Para além disso, houve também um factor de carácter simbólico que pesou na minha decisão. Existe em mim um certo fascínio pelos povos indígenas, pela sua cultura, pelos simbolismos que carregam, e sobretudo pela relação simbiótica que mantêm com a natureza. Desejando entender porque razão sentia que se cortasse o cabelo perderia uma parte da minha força vital, descobri que para os chefes indígenas o cabelo longo era um prolongamento do sistema nervoso, o que lhes dava a capacidade de sentir melhor a presença de estranhos. Segundo alguns cientistas, o cabelo é composto por fios sensitivos, eles transmitem uma série de informações ao cérebro e ao sistema límbico, parte responsável pelas emoções. Não espero que me entendam nesta última parte, mas não seria um fiel testemunho se não o partilhasse.

Há alguns anos, através da experiência pessoal de um conhecido de infância, também partilhada nas redes sociais, fiquei a saber que era possível doar cabelo com a finalidade de serem produzidas cabeleiras destinadas a doentes oncológicos. A maior parte dos portadores de doenças oncológicas, como por exemplo o cancro, perdem parcialmente o seu cabelo durante os tratamentos, e se estes forem mais agressivos, dependendo do tipo de cancro e da sua extensão, chegam mesmo a perder a sua totalidade. Ao saber disso, mentalizei-me que se um dia voltasse a ter cabelo comprido esse seria o seu destino, e não um caixote do lixo onde por duas vezes acabou desperdiçado.

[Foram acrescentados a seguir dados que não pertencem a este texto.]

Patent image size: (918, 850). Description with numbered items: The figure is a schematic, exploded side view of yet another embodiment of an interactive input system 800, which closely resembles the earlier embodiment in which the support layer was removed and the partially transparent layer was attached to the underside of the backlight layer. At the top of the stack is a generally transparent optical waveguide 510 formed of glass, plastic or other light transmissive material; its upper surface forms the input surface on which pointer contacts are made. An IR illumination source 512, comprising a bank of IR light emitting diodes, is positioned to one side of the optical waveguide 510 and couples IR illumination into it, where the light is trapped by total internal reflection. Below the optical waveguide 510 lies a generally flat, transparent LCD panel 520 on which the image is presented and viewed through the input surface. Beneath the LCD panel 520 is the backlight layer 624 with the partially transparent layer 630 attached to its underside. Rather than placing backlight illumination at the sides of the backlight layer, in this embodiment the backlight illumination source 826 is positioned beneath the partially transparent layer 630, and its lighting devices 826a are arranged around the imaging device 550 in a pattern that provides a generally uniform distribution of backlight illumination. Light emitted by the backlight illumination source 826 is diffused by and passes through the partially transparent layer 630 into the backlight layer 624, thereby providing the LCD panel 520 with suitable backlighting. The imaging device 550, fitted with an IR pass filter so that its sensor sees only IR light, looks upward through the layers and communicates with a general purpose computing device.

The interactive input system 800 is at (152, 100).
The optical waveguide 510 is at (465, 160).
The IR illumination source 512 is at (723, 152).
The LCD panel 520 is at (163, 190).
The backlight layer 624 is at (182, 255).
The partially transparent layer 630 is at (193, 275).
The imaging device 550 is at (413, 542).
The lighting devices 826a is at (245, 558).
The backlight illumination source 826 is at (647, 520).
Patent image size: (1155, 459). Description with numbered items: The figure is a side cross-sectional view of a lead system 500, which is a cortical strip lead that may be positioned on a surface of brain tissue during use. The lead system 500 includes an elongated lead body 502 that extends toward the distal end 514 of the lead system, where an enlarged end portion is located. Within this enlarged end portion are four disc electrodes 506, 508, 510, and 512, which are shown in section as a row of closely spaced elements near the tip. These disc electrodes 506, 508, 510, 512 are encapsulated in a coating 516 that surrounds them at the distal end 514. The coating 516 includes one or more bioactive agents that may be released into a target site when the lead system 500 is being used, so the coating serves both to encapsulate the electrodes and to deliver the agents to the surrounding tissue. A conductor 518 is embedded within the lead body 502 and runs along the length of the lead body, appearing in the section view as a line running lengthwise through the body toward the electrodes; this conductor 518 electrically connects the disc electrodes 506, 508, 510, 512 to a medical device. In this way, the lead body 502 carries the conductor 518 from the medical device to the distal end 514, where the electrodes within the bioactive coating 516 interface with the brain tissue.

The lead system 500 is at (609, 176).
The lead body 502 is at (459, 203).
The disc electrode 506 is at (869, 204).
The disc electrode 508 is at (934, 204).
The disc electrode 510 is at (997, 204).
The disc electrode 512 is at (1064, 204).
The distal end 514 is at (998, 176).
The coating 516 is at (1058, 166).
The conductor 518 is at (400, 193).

Quando comecei finalmente a equacionar a hipótese de cortar o cabelo, com setenta centímetros de comprimento e no limiar da minha paciência, lembrei-me desta antiga promessa. Se a praticidade que ganharia no meu dia-a-dia, ou a leveza que sentiria após esse desapego não eram ainda motivações suficientes, o saber que essa acção poderia devolver um sorriso a uma criança tinha de ser uma prioridade no meu pensamento. Comecei por procurar informações a respeito enquanto os cabeleireiros se mantinham fechados, devido às restrições em vigor na sequência da pandemia, e assim que reabriram dei então o primeiro passo, e também o maior, em direcção ao cumprimento desta minha promessa.

Em Portugal, onde gostaria de tê-lo feito, era possível doar o nosso cabelo à Liga Portuguesa Contra o Cancro ou entregar diretamente no IPO (Instituto Português de Oncologia), até que em 2015 anunciaram publicamente que deixariam de receber doações por falta de necessidade. No entanto, a partir das pesquisas que fiz, tomei conhecimento que existem várias associações internacionais, quer na Europa, quer em outras partes do mundo, que aceitam doações para a mesma finalidade. O tamanho das mechas de cabelo pretendido pela maioria das associações, são no mínimo 30 cm de comprimento, sendo que algumas aceitam um pouco menos. Podemos encontrar nos respectivos sites estas informações mais detalhadas e as indicações de como fazê-lo, pois existem alguns requisitos que precisam ser atendidos para que os cabelos doados sejam legíveis para elaboração de cabeleiras. (Ver link) É possível que algumas doações não venham a ser utilizadas, e esse foi o meu maior receio. Ainda assim, entre a dúvida do seu aproveitamento e a certeza do seu desperdício, é preferível a primeira. Deitar no lixo pela terceira vez estava fora de questão. 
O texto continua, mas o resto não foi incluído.